Vincent Pre-Powerları aldıktan sonra bir süre Monitor Audio RX8 lerle dinledim. Tam bu sıralarda ayrı başlıkta yapım süreçlerini anlattığım Jensen Hoparlörlerimi yapmaya başlamıştım. Vincent Pre-Power işte bu Jensenlerle uzun süre beni götürdü.

Taaaa ki audiophile.org da Gamut Pre Powerları görünceye kadar. Jensen hoparlörlerimi yapıncaya kadar  Gamut diye bir firmanın varlığından haberim yoktu. Jensen hoparlörümün tiz-mid-bass tüm sürücüleri Scanspeak. Jensen dizaynını incelerken sürücüleri Scanspeaklerle  ilgili yorumları araştırırken internette ilk kez Gamut firmasıyla tanıştım. İkiside Danimarka firması, baktım hoparlörlerindeki tüm sürücüler scanspeak, üstüne Gamutun parronu Lars Goller uzun yıllar Scanspaekte çalışmış, hemen bir düz varsayım Gamut pre power benim Jensenle iyi eş olacaktır. Dedim ve hemen sahibiyle konuştum. Getirdim bağladım dinledim ve tamam dedim ben bunları alıyorum. O gün Jensen hoparlörlerim ruh ikizlerini bulmuşlardı. Buda en çok beni memnun etti. :)

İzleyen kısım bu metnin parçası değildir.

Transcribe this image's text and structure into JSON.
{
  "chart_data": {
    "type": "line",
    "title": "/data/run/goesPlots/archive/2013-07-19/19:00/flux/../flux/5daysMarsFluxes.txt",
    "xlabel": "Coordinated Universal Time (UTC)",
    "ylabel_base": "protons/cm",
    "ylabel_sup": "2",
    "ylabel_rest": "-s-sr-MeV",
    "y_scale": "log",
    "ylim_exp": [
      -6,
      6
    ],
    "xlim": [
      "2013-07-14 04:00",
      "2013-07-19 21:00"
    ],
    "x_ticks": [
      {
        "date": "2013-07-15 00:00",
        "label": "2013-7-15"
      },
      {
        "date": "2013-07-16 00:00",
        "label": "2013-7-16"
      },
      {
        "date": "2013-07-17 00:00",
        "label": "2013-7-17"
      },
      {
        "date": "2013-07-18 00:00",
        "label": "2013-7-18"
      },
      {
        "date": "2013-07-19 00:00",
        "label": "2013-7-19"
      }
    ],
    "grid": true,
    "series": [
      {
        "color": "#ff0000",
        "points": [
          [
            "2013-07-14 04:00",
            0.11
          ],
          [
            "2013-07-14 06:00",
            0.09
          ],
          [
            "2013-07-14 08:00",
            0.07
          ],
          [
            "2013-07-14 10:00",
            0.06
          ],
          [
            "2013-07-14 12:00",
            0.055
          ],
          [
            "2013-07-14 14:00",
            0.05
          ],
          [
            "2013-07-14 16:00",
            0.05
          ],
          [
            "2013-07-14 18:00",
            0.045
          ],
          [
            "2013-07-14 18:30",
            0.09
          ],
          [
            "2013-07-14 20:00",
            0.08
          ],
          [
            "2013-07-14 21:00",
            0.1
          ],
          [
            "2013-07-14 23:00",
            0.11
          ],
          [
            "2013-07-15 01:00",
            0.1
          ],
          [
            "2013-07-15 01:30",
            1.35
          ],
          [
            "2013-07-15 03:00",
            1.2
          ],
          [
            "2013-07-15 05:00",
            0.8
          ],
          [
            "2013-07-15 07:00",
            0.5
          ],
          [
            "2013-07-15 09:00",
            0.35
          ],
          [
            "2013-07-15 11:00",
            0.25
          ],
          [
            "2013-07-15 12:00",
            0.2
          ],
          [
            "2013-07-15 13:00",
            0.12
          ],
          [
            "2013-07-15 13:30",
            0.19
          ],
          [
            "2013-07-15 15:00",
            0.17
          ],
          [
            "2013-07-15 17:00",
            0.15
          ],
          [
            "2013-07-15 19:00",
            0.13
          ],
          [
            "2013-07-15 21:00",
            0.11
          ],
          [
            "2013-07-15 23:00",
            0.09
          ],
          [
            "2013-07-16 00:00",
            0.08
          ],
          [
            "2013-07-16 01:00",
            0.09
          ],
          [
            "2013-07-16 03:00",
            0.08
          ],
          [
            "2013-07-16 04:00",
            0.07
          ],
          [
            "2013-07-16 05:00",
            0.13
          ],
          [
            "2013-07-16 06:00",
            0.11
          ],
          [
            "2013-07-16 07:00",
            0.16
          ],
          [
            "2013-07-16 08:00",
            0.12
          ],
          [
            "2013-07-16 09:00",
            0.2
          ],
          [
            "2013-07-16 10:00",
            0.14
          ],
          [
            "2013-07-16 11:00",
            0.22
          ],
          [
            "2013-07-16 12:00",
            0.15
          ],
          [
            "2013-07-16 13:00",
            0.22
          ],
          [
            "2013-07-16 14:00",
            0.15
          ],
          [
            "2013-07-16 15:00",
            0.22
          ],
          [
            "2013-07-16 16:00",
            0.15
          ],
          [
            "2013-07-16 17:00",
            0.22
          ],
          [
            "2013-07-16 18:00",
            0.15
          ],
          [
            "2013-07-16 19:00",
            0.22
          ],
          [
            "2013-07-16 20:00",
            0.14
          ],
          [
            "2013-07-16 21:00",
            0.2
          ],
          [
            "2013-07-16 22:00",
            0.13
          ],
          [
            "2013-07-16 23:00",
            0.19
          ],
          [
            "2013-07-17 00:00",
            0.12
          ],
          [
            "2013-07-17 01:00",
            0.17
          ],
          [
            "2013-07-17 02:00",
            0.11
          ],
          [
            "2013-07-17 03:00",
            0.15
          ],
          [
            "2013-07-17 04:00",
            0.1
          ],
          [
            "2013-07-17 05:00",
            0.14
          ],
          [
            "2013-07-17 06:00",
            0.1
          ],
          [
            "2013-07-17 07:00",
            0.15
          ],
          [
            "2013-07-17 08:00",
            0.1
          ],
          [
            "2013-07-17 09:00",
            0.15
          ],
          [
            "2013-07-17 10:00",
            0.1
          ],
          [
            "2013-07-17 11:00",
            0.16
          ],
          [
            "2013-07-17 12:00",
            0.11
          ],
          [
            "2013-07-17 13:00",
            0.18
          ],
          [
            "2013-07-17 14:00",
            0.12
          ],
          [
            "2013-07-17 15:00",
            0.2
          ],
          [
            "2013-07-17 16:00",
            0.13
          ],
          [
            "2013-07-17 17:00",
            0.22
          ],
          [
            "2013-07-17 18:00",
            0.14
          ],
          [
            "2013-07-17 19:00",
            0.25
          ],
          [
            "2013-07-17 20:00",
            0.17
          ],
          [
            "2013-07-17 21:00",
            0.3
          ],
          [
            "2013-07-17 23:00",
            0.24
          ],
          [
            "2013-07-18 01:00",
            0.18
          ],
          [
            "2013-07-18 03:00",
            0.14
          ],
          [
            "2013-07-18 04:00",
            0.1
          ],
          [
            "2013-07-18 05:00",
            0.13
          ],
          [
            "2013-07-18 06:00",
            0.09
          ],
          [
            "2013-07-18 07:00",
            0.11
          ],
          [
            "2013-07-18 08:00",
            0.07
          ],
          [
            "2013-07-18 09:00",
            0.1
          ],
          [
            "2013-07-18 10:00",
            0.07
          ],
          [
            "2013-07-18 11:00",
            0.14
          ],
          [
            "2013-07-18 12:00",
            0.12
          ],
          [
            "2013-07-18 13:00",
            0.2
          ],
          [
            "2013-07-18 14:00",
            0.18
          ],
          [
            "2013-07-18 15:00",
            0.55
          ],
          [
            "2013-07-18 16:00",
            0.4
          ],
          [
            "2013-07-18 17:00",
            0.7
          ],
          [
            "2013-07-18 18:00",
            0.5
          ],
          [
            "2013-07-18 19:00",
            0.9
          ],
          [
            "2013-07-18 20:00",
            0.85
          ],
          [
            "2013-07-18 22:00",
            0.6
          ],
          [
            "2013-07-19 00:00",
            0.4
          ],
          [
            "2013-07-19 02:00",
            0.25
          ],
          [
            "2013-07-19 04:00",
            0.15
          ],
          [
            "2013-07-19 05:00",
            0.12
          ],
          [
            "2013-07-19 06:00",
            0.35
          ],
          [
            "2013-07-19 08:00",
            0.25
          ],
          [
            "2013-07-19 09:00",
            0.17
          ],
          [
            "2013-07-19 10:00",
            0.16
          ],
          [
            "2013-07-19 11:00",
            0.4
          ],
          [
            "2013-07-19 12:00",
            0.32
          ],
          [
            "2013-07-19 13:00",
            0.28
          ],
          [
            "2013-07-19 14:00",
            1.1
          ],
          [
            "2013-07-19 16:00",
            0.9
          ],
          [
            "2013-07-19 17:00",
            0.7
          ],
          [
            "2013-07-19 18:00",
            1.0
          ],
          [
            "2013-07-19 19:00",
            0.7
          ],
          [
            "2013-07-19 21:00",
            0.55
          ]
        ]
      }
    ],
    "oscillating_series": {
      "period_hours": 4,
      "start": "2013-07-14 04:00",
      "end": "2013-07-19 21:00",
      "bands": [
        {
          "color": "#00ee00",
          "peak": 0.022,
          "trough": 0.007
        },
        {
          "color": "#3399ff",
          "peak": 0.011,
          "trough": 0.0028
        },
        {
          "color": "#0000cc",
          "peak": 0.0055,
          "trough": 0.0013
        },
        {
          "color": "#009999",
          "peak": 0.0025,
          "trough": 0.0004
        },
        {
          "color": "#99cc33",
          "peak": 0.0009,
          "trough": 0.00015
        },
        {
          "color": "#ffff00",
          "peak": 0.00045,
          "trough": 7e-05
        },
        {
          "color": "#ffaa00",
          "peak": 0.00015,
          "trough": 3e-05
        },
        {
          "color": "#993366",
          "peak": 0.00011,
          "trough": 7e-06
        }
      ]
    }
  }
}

Gamut C2R Preamp ve Gamut D200 Mk3 Power
                                   
Diğer taraftan hoparlörleri tamamladığım aylarda içimdeki dürtü artık sistemin analog tarafında da bir değişikliğin zamanın geldiğini söylüyordu. Yaptığım araştırma soruşturma ve Sn Hakan Cezayirlinin önerileri sonrasında harici güç kaynaklı Rega P3-24 sahibi oldum.